Now this mutual insurance platform is shifting towards pre-risk prevention. It has partnered with security audit firms like Immunefi, Cantina, and Sherlock to launch bug bounty protection products. Protocols only need to bear 20% of the critical bug bounty, with Nexus Mutual covering the remaining funds, proactively incentivizing white-hat hackers to find vulnerabilities to avoid theft incidents at the source. At the same time, Nexus Mutual is working on compliant insurance securitization, attempting to connect crypto risks to reinsurance capital pools, introducing larger external capital to supplement underwriting capacity.
Cantina went a step further in March 2025, launching an independent native protocol protection product. Even if a vulnerability is not discovered early by bounty hunters, users can still receive payouts if the protocol is hacked.

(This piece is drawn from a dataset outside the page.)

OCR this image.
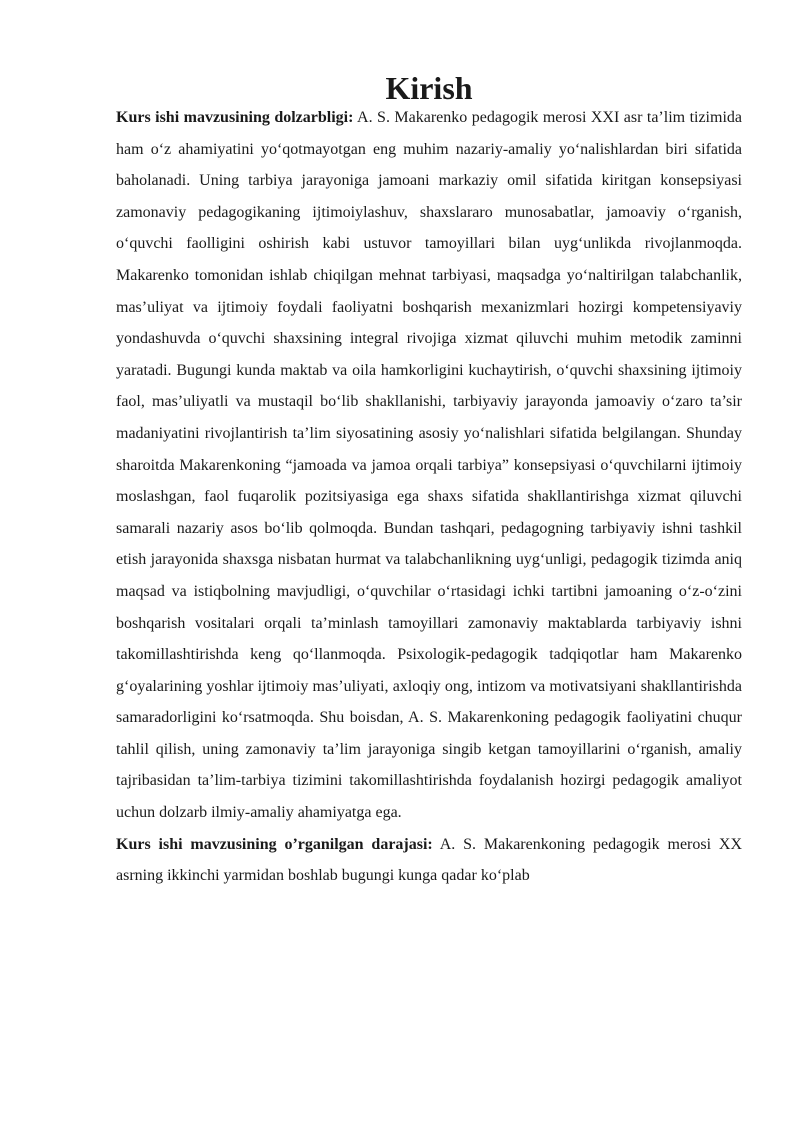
Kirish

Kurs ishi mavzusining dolzarbligi: A. S. Makarenko pedagogik merosi XXI asr ta’lim tizimida ham o‘z ahamiyatini yo‘qotmayotgan eng muhim nazariy-amaliy yo‘nalishlardan biri sifatida baholanadi. Uning tarbiya jarayoniga jamoani markaziy omil sifatida kiritgan konsepsiyasi zamonaviy pedagogikaning ijtimoiylashuv, shaxslararo munosabatlar, jamoaviy o‘rganish, o‘quvchi faolligini oshirish kabi ustuvor tamoyillari bilan uyg‘unlikda rivojlanmoqda. Makarenko tomonidan ishlab chiqilgan mehnat tarbiyasi, maqsadga yo‘naltirilgan talabchanlik, mas’uliyat va ijtimoiy foydali faoliyatni boshqarish mexanizmlari hozirgi kompetensiyaviy yondashuvda o‘quvchi shaxsining integral rivojiga xizmat qiluvchi muhim metodik zaminni yaratadi. Bugungi kunda maktab va oila hamkorligini kuchaytirish, o‘quvchi shaxsining ijtimoiy faol, mas’uliyatli va mustaqil bo‘lib shakllanishi, tarbiyaviy jarayonda jamoaviy o‘zaro ta’sir madaniyatini rivojlantirish ta’lim siyosatining asosiy yo‘nalishlari sifatida belgilangan. Shunday sharoitda Makarenkoning “jamoada va jamoa orqali tarbiya” konsepsiyasi o‘quvchilarni ijtimoiy moslashgan, faol fuqarolik pozitsiyasiga ega shaxs sifatida shakllantirishga xizmat qiluvchi samarali nazariy asos bo‘lib qolmoqda. Bundan tashqari, pedagogning tarbiyaviy ishni tashkil etish jarayonida shaxsga nisbatan hurmat va talabchanlikning uyg‘unligi, pedagogik tizimda aniq maqsad va istiqbolning mavjudligi, o‘quvchilar o‘rtasidagi ichki tartibni jamoaning o‘z-o‘zini boshqarish vositalari orqali ta’minlash tamoyillari zamonaviy maktablarda tarbiyaviy ishni takomillashtirishda keng qo‘llanmoqda. Psixologik-pedagogik tadqiqotlar ham Makarenko g‘oyalarining yoshlar ijtimoiy mas’uliyati, axloqiy ong, intizom va motivatsiyani shakllantirishda samaradorligini ko‘rsatmoqda. Shu boisdan, A. S. Makarenkoning pedagogik faoliyatini chuqur tahlil qilish, uning zamonaviy ta’lim jarayoniga singib ketgan tamoyillarini o‘rganish, amaliy tajribasidan ta’lim-tarbiya tizimini takomillashtirishda foydalanish hozirgi pedagogik amaliyot uchun dolzarb ilmiy-amaliy ahamiyatga ega.

Kurs ishi mavzusining o’rganilgan darajasi: A. S. Makarenkoning pedagogik merosi XX asrning ikkinchi yarmidan boshlab bugungi kunga qadar ko‘plab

Both of these transformation moves essentially acknowledge a core reality: On-chain capital is insufficient to cover on-chain risks. Three inherent flaws cannot be eliminated: insurance pools are too small, risks are highly correlated, and the same group that adjudicates claims also provides the capital.
Nexus Mutual has $81.56 million in total value locked according to DeFiLlama, accounting for 85% of the DeFi insurance market share. Other peers continue to shrink: InsurAce peaked at $150 million TVL, now only $132,000 left; after the 2022 UST depeg, it only settled one major claim. Sherlock's pool shrunk from $60 million to $505,000 within a year. Unslashed Finance has millions of dollars trapped in old, un-updated code since late 2024. Other insurance projects have either shut down completely or pivoted to different business models.
A lighthouse warns all ships of hidden reefs, but it cannot charge passing vessels a usage fee, so it's hard for anyone to voluntarily fund its construction. The benefits are shared by all, but the cost is borne solely by the builder.
The value of DeFi insurance lies precisely in preventing the spread of chain-reaction liquidation crises. Assets in the crypto market are highly interconnected. Only when everyone insures simultaneously can overall market stability be maintained. But if everyone expects others to buy insurance as a backstop while they themselves are unwilling to bear the premium cost, ultimately no one will buy insurance, and the risk protection system will be meaningless. Protection without anyone actively providing a safety net ultimately cannot safeguard any assets.